I'd say that the incentives for this just aren't there. Most .net developers (like me) appear to be happy with the Microsoft tooling and not having to constantly learn this weeks fashionable framework. Even while many of us recognise that a lot of amazing innovation is going on in the OSS space. Our employers seem to be happy with the well-integrated nature of the platform and the stability that comes with somewhat less choice.

.net is fairly independent. The specs are public, and there are a few OSS implementations. You can run it on a Mac or Linux box, or even Pis and microcontrollers. Companies like Xamarin are building apparently successful businesses on top of .net. If you want to use indie libraries and frameworks then, on the whole, there are out there. And Microsoft doesn't show any signs of wanting to sue anyone for any of this.

> _And Microsoft doesn't show any signs of wanting to sue anyone for any of this_

I'd go so far as to say (at least on the ASP.NET side) they're trying to _encourage_ community participation. Wasn't NuGet a community project before it was baked into Visual Studio? I'm pretty sure they're now shipping the JSON.NET library in one or more of the core project templates, rather than write their own.

Agreed, and if anything they want people working with .NET even if they don't control it. Their evangelists even encourage use of Mono, MonoTouch, etc. They encourage open sourcing, and it's gradually becoming more and more common to see C# code on GitHub. MVC allows any number of combinations of community-sourced components rather than use EF/Razor/etc.

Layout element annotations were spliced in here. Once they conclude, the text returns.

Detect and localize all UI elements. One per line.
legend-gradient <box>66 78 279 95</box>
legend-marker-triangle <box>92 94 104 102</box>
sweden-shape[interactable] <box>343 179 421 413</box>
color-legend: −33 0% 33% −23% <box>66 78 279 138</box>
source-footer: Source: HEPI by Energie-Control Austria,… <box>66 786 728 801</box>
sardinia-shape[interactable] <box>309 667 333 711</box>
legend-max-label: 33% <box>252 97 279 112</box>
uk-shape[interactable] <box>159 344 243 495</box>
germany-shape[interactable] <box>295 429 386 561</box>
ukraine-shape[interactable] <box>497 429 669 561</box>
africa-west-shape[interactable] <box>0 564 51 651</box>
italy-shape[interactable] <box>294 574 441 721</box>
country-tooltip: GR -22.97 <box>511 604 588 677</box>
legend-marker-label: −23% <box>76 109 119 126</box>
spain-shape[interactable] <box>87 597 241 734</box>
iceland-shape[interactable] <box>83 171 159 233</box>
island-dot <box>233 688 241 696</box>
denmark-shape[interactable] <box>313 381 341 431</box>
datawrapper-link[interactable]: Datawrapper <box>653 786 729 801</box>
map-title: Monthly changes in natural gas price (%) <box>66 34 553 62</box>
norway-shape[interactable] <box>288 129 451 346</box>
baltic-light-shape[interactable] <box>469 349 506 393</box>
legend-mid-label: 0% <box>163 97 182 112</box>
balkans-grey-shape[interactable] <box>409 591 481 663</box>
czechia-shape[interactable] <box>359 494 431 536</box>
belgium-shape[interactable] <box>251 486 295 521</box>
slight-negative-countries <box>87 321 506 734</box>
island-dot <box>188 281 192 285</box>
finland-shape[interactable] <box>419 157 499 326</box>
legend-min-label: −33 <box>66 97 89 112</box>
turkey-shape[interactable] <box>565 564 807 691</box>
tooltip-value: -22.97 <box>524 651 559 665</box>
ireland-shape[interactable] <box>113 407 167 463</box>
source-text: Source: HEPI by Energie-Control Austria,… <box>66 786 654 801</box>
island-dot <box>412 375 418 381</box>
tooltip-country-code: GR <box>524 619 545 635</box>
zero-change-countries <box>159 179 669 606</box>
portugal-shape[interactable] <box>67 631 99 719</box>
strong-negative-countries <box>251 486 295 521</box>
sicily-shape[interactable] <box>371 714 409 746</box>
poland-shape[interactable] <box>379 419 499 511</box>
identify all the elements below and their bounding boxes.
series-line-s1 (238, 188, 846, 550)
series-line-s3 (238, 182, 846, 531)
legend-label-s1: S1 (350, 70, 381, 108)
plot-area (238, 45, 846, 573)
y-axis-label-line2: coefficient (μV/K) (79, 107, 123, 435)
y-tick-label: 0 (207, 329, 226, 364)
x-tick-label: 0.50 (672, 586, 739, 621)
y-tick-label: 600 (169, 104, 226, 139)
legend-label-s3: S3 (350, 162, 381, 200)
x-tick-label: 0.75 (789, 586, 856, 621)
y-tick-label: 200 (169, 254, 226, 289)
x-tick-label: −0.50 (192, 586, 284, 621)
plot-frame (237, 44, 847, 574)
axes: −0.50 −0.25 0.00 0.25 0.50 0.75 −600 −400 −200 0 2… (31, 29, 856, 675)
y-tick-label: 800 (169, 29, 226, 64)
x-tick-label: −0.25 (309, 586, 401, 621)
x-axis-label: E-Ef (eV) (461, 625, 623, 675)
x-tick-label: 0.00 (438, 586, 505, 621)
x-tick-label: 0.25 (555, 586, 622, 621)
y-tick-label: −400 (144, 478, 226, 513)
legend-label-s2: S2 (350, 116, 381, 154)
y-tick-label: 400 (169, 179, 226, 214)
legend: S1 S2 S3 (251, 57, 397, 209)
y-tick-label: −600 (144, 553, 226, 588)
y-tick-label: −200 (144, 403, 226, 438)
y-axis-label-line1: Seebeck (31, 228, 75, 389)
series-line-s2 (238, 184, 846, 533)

Meanwhile, we're buying their tools and using their languages in the enterprise, where the real money is. As a .NET developer for a decade now, I'm perfectly happy with the platform and tooling; it's the best of its kind. The OP complains about EF, MVC, and other libraries, but honestly they are some of the best designed platforms out there. There are always some kinks, but who has used Ruby on Rails without having to make some significant workarounds or hacks to get it running? No platform can anticipate everything. Meanwhile, clients need to install only one package to make everything in the stack work. Compare to rubygems.